Monday, March 29, 2010

Spring is coming!

Though many of us are not enjoying the sunny days of spring, nor can we see the flowers, buds, and bits of green promise on the horizon due to grey wet conditions, it is officially here. And with Spring comes the beginning of wonderful things to eat. The first sprouts of green - besides your crocus, are spring peas, artichokes, cardoons, and asparagus. Strawberries and rhubarb are quick to follow.  Easter dinners often have minted peas next the lamb, or perhaps a lovely green pea soup with a hint of tarragon. Asparagus are cause for celebration in Germany, though their asparagus are often white in nature and can be used in salads, soups, side dishes and strudels!  Artichokes can be fried, steamed, stuffed, used in salads, veal and chicken dishes, pasta mixes and pizza. Cardoons are similar in taste to an artichoke and related, but a bit harder to find here in the states but a common spring dish in Mediterranean countries.

Strawberries are just sweet delicious and so rich in nutrients whether in your morning cereal, mixed with yogurt for a snack or put in a pie. But they also make a wonderful salsa over swordfish, are delicious in salads with salty cheeses, and add a wonderful balance to rhubarb in conserves, tarts, and chutneys.

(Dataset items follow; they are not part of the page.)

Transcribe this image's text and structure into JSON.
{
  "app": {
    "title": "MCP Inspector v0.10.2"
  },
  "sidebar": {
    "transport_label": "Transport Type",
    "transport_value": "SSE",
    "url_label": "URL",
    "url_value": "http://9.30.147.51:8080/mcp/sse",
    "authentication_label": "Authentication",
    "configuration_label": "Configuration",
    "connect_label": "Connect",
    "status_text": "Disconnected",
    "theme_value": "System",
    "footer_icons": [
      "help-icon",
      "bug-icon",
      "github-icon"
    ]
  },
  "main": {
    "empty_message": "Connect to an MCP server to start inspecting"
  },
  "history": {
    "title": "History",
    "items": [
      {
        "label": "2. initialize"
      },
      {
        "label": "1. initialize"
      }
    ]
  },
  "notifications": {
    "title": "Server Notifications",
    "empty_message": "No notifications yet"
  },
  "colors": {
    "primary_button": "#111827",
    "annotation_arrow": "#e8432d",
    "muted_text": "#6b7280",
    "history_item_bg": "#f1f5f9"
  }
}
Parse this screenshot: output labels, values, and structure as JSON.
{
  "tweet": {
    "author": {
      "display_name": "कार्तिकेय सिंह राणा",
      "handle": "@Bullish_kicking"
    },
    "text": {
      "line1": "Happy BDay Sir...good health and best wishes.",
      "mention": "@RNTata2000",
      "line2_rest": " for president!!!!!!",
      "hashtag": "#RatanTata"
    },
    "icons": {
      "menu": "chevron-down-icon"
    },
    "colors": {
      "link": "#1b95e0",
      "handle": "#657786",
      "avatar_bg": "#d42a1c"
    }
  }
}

Rhubarb doesn't get enough table time as many people aren't sure what to do with the "red celery". Though on its on, this is not a sweet tasting item, it pairs with many flavors including nutmeg, apples, pineapple and even cabbage for a more savory dish. A simple slice and boil is often a great start to a wonderful sweet sour addition to any dish.

I remember as a kid having strawberry rhubarb pie and thought it was the best tasting thing I had ever had. Strawberries grew in our backyard, so we always had them in our breakfast bowl. Asparagus with a little butter were a favorite - because we could eat them with our fingers! Same with artichokes....how romantic for the adults to slip those lovely leaves off the heart of the artichoke, dip in warm butter, then slowly scrape the flesh of the leaf off with your teeth. Sure they were messy, slow to eat and not a whole lot to chew....but the flavor of spring is best identified in those mossy green leaves.

So celebrate spring - get some green and pink in the house and enjoy these little treasures....they are just the beginning of that wonderful season of farmer's markets, fresh locally grown goodies and healthier eating without sacrifice!